Minutos de silencio, banderas a media asta y un país conmocionado por un accidente que deja al menos 39 muertos y 152 heridos
Redacción DEx, 19 de enero de 2026.
Extremadura ha respondido con unidad y silencio al devastador accidente ferroviario ocurrido en Adamuz (Córdoba), uno de los más graves de los últimos años en España. Las instituciones regionales, ayuntamientos, delegaciones del Gobierno y edificios oficiales han mostrado su respeto con minutos de silencio y banderas ondeando a media asta. El Gobierno ha decretado tres días de luto oficial.
De momento, no hay constancia de víctimas extremeñas.
El impacto emocional recorre la región
La Asamblea de Extremadura, Presidencia de la Junta y numerosos ayuntamientos —entre ellos Badajoz, Mérida y Cáceres— han secundado la convocatoria de la FEMP. También lo han hecho las diputaciones provinciales y la Delegación del Gobierno, donde José Luis Quintana ha confirmado que tampoco se han solicitado medios de emergencia desde la región.
Los participantes han trasladado su pésame a familiares y allegados de las víctimas y han deseado una pronta recuperación a los heridos, cinco de ellos en estado muy grave.
El accidente: un doble descarrilamiento en cadena
El siniestro, ocurrido a las 19:45 del domingo, ha dejado una escena desoladora. El tren Iryo 6189, con unas 300 personas a bordo y en ruta Málaga–Madrid, descarriló al tomar los desvíos de acceso a la vía 1 de la estación de Adamuz. El convoy invadió la vía contigua, por donde circulaba un tren con destino Huelva, que también terminó fuera de la vía por el impacto.
El balance es estremecedor: 39 muertos y 152 heridos, según Interior.
La magnitud obligó a instalar un Puesto Médico Avanzado y a desplegar un enorme operativo sanitario y de emergencias. La UME movilizó a 40 efectivos y una quincena de vehículos. Los hospitales de Córdoba y Jaén recibieron una avalancha de pacientes, mientras los centros de transfusión redistribuían reservas de sangre.
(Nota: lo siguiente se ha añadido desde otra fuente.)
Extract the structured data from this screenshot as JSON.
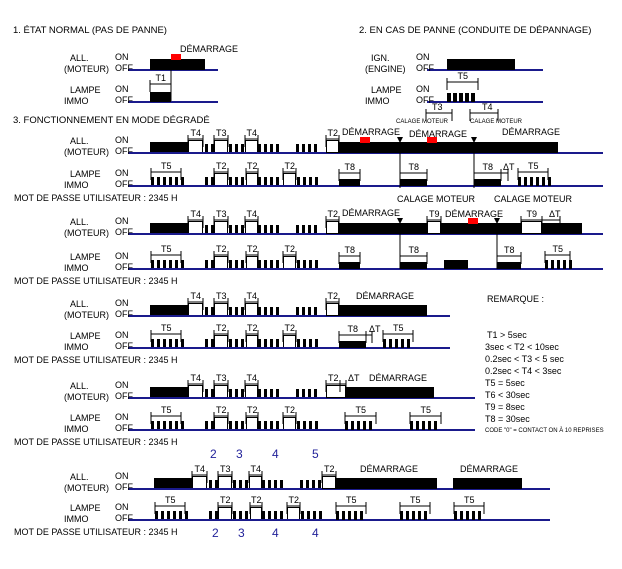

Conexiones suspendidas y planes alternativos
Adif ha cortado la alta velocidad entre Madrid y Andalucía. Renfe intenta improvisar rutas alternativas en autobús, aunque admite que es “técnicamente imposible” absorber todo el flujo: solo entre Madrid y Sevilla circulan más de 20 trenes diarios por sentido.
La empresa recomienda que los viajeros que no tengan desplazamientos esenciales cambien o anulen sus billetes.
LUPA DEx
Solidaridad sí, pero también explicaciones
La reacción ciudadana y la respuesta institucional han sido ejemplares: silencio, respeto y cooperación. Extremadura ha estado donde debía. Pero el país necesita algo más.
Un accidente de esta magnitud —doble descarrilamiento, alta velocidad, decenas de fallecidos— no puede quedar envuelto en declaraciones protocolarias ni tecnicismos ferroviarios. La Comisión de Investigación de Accidentes Ferroviarios ya trabaja, pero España quiere saber:
- ¿Se cometió algún error técnico o humano?
- ¿Había problemas previos en la infraestructura?
- ¿Era seguro el desvío que el tren tomó antes del descarrilamiento?
- ¿Faltaron alertas, revisiones o protocolos?
La solidaridad sostiene a las víctimas. La transparencia sostiene a un país entero. Y hoy, España —Extremadura incluida— reclama ambas cosas con la misma firmeza.